Monday, October 04, 2021

Monday Morning Links

Miscellaneous material to start your week.

- Paul Nuki, Jennifer Rigby and Anne Gulland write about the refusal to acknowledge the airborne spread of COVID-19 which led to a continuing failure to put basic precautions in place - though part of the problem is noted to involve the match between droplet spread and conservative governments' ideological preferences:

Policymakers and politicians also have a natural bias against the idea that diseases may be airborne, says Professor Jimenez. 

“Droplets and surfaces are very convenient for people in power - all of the responsibility is on the individual,” he said. “On the other hand, if you admit it is airborne, institutions, governments and companies have to do something.”

- And Zak Vescera reports on Scott Moe's continued insistence on pushing already-failed U.S. fads as a substitute for preventative measures, this time in demanding monoclonal antibodies while his public health half-measures fail to make up for a summer of complete neglect. 

- Heather Mallick challenges the attempt to spin any oil as ethical or friendly in the face of a climate crisis along with the well-document historical impact of extractive industries. And Halena Seiferling argues that the new Parliament needs to put climate considerations at the centre of every issue it addresses. 

- Meanwhile, Henry Paulson highlights how we're in the middle of an extreme extinction event for large numbers of species.
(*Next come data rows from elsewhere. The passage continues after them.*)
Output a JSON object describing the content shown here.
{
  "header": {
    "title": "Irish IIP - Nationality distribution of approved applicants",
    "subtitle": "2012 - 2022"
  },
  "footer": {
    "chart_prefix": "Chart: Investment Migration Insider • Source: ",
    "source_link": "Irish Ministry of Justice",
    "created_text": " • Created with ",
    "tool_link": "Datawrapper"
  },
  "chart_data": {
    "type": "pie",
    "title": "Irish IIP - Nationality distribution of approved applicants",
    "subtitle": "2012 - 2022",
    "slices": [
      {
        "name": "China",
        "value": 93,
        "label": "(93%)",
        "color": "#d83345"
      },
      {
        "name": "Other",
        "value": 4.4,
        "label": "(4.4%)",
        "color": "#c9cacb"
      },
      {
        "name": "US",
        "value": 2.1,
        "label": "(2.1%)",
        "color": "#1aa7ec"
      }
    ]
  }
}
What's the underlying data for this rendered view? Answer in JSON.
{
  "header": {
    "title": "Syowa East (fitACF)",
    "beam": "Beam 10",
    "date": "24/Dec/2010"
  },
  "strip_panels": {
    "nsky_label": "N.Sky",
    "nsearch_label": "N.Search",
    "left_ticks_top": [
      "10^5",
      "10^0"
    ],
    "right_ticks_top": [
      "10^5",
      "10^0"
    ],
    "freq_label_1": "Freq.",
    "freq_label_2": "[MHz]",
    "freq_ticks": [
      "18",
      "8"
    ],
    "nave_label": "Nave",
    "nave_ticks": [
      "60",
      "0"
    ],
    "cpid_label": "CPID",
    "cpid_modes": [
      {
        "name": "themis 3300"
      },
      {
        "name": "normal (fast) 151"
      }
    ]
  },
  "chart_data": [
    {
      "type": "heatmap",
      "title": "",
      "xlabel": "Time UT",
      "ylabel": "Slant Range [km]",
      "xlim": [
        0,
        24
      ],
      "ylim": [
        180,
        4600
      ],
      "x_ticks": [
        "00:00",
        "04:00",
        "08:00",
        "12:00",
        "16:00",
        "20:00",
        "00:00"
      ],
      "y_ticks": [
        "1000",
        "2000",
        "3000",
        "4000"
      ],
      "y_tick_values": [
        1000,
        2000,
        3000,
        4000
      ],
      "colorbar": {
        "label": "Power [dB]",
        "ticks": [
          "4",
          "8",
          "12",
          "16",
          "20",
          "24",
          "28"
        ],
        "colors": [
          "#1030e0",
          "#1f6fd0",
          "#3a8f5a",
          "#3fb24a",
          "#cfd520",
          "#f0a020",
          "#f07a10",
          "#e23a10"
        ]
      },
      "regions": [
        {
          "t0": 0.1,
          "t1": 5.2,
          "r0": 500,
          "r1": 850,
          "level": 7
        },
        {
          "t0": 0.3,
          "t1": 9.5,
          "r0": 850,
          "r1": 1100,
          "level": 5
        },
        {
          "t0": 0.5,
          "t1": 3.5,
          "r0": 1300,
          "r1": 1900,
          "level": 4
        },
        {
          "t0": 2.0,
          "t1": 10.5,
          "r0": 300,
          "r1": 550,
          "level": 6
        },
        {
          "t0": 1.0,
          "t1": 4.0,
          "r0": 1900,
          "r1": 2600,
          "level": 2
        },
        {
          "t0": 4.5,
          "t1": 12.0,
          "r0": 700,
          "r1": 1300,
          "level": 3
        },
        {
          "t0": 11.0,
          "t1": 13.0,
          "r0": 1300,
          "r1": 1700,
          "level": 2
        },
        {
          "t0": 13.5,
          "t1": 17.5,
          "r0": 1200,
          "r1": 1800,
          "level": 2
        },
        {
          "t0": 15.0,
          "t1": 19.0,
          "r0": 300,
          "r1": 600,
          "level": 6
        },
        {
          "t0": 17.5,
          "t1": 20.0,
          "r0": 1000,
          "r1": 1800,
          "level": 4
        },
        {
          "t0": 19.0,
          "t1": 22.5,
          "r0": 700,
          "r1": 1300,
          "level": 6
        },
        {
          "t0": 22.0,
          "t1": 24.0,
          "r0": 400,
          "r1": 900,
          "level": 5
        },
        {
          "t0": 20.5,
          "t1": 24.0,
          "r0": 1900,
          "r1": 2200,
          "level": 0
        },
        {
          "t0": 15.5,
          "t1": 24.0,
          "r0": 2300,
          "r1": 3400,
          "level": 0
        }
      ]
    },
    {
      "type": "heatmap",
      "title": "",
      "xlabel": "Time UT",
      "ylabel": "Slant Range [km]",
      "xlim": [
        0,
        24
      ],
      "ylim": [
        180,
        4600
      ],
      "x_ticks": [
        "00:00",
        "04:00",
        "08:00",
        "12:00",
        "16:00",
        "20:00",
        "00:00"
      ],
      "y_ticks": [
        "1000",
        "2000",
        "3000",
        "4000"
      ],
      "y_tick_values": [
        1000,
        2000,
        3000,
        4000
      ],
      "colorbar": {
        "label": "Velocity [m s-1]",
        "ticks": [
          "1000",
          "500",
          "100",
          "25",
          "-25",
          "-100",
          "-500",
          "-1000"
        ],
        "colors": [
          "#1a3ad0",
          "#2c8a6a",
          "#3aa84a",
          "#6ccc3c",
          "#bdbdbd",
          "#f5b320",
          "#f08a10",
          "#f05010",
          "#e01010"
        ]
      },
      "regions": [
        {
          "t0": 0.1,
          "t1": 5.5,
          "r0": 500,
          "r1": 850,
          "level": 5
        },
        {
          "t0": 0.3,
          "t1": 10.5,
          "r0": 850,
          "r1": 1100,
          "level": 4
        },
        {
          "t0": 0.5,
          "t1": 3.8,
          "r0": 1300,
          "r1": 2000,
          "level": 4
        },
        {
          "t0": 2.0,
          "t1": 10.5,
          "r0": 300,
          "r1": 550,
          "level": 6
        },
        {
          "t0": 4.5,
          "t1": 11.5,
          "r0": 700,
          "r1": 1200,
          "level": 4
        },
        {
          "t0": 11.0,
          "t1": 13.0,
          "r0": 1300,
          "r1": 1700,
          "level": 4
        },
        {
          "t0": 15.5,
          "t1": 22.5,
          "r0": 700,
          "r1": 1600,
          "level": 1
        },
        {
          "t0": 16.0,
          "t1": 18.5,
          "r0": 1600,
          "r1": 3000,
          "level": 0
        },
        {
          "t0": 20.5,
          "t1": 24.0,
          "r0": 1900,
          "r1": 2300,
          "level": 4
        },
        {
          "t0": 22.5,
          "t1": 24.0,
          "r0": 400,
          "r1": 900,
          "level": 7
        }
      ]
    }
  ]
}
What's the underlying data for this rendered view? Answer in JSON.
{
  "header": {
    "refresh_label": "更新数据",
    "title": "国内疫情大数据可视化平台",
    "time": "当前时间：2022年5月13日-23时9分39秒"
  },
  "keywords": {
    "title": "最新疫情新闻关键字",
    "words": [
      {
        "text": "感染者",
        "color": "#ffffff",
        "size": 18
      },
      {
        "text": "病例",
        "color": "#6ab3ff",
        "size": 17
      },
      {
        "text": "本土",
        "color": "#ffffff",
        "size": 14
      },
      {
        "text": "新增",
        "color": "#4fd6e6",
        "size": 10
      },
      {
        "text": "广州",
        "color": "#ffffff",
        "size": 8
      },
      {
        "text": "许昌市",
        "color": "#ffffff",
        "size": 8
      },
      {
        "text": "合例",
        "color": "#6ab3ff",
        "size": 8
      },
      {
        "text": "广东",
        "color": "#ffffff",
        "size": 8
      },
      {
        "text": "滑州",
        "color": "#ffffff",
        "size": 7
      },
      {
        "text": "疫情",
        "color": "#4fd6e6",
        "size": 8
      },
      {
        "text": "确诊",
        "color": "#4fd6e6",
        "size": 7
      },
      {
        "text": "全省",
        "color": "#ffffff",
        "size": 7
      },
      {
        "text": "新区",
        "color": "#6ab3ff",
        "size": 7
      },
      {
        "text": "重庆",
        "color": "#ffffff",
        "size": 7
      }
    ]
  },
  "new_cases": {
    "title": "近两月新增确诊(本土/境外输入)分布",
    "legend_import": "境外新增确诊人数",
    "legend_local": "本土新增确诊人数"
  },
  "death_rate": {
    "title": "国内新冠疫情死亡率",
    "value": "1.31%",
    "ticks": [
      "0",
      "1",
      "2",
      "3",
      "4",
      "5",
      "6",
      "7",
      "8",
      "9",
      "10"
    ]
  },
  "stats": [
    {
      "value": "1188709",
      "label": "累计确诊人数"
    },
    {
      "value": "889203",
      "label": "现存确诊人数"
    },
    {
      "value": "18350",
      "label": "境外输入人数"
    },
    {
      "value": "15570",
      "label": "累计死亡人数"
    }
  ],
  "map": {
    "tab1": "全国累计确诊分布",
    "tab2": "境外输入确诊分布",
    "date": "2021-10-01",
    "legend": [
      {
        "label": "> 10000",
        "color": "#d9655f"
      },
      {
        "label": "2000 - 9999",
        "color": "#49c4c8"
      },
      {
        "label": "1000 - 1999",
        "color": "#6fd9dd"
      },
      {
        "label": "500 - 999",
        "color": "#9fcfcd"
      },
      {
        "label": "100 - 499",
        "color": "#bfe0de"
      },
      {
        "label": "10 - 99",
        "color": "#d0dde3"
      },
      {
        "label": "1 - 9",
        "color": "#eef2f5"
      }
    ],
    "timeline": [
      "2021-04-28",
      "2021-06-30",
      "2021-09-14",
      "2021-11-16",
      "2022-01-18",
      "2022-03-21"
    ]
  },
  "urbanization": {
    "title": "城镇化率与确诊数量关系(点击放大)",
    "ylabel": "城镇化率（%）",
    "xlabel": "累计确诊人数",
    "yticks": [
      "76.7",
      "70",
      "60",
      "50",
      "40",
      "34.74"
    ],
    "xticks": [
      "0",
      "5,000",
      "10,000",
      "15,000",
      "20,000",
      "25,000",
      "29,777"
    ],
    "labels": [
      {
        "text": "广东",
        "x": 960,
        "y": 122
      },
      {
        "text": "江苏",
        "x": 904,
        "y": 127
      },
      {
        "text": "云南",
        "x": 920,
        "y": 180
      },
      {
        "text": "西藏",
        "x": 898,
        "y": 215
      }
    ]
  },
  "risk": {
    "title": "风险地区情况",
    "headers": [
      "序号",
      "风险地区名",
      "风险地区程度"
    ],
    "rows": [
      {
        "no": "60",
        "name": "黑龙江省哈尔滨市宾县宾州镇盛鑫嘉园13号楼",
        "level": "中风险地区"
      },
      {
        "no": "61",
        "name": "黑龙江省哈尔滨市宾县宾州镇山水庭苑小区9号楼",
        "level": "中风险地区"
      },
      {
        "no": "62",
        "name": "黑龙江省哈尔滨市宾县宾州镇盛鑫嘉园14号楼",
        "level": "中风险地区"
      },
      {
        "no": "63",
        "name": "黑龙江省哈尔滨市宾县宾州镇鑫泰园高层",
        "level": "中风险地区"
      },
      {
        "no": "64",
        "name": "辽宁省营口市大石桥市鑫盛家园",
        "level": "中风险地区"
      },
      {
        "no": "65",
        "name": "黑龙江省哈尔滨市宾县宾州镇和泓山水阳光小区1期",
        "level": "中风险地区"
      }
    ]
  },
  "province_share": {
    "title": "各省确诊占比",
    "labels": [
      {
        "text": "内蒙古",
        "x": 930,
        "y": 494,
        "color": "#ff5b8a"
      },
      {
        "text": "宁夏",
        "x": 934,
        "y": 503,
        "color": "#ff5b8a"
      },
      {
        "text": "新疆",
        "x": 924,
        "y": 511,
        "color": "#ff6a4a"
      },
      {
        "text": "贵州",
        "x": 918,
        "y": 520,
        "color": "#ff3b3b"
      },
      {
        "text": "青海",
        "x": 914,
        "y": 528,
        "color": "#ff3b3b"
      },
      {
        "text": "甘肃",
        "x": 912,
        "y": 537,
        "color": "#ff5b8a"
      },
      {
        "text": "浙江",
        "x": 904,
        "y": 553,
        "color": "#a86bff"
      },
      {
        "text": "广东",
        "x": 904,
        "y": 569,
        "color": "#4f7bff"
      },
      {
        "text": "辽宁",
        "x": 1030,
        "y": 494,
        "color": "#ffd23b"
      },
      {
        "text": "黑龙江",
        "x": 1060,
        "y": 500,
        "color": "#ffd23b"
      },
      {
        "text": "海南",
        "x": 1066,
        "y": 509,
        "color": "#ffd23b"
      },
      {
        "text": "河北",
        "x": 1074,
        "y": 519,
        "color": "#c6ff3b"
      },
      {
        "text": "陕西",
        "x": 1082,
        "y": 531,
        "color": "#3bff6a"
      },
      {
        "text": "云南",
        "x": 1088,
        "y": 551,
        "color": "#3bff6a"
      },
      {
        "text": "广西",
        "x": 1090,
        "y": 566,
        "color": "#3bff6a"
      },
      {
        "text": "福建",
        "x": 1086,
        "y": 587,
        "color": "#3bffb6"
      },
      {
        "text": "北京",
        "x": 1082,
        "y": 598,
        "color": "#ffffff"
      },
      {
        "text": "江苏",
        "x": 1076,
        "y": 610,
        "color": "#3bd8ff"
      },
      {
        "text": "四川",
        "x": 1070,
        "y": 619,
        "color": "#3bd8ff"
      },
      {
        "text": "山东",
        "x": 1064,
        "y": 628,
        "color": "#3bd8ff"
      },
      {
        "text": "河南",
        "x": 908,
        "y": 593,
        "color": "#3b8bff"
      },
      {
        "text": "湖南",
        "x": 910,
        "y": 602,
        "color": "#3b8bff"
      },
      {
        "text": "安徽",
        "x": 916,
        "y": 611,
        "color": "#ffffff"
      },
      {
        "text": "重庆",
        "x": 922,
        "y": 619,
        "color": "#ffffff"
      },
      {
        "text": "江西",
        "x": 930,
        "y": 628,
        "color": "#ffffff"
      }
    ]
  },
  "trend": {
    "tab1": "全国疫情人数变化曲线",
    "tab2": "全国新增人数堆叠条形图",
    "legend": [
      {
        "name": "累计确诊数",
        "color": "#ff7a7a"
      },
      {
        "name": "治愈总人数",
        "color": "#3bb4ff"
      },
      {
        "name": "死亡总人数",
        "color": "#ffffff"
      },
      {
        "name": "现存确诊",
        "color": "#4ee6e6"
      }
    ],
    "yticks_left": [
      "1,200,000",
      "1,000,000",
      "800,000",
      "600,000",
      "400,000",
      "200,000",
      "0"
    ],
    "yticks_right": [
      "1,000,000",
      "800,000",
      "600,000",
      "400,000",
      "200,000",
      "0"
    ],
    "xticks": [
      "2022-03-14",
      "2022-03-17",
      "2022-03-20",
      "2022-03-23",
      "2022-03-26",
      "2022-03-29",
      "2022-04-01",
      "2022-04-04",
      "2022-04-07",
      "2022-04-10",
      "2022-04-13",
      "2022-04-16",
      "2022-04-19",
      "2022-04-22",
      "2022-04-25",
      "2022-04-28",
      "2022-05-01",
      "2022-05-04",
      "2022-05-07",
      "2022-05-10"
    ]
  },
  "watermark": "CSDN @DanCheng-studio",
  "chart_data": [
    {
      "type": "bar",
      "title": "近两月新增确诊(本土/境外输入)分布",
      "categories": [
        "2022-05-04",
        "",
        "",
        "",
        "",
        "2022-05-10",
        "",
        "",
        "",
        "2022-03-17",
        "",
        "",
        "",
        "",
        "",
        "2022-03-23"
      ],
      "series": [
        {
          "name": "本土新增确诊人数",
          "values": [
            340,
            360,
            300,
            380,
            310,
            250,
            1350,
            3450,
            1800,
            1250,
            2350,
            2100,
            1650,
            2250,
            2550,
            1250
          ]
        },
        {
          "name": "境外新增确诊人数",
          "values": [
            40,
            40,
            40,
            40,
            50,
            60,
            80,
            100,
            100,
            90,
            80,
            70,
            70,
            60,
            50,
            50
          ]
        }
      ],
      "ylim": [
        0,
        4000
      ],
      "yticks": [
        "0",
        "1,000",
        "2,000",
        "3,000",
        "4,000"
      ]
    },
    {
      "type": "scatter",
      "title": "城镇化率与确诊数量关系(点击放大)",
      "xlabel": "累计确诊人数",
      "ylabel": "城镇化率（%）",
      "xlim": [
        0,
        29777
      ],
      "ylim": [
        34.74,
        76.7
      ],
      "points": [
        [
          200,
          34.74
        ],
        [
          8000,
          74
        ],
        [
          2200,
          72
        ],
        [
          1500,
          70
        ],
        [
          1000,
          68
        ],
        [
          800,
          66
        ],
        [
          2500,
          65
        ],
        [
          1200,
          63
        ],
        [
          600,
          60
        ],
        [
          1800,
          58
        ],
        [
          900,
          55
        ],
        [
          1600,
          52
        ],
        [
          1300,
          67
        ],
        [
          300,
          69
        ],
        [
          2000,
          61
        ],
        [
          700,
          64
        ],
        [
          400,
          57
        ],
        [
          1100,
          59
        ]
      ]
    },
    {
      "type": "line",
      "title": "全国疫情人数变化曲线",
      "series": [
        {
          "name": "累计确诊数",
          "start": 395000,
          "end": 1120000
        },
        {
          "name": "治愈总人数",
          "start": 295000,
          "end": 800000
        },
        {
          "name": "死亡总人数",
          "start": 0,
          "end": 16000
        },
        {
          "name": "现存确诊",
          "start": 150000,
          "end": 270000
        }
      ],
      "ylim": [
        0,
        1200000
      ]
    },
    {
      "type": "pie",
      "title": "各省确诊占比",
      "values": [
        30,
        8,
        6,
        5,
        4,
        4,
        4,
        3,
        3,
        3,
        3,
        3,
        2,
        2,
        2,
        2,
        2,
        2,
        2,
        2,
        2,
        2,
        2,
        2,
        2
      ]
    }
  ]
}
And Nathanael Johnson notes that the severe wildfires across much of North America this summer were far from the worst on the planet due to Russia's unprecedented blazes.

- Finally, Kim Siever writes that Alberta saw a huge drop in payday loans in the early stages of the COVID pandemic - confirming once again how even a modicum of social support can alleviate the extreme precarity and stress we've been conditioned to think of as normal. Umair Haque laments the Biden administration's failure to work on improving citizens' lives on the scale obviously necessary. And Phillip Inman reports on Antonio Guterres' warnings about the urgent need to reduce inequalities around the globe.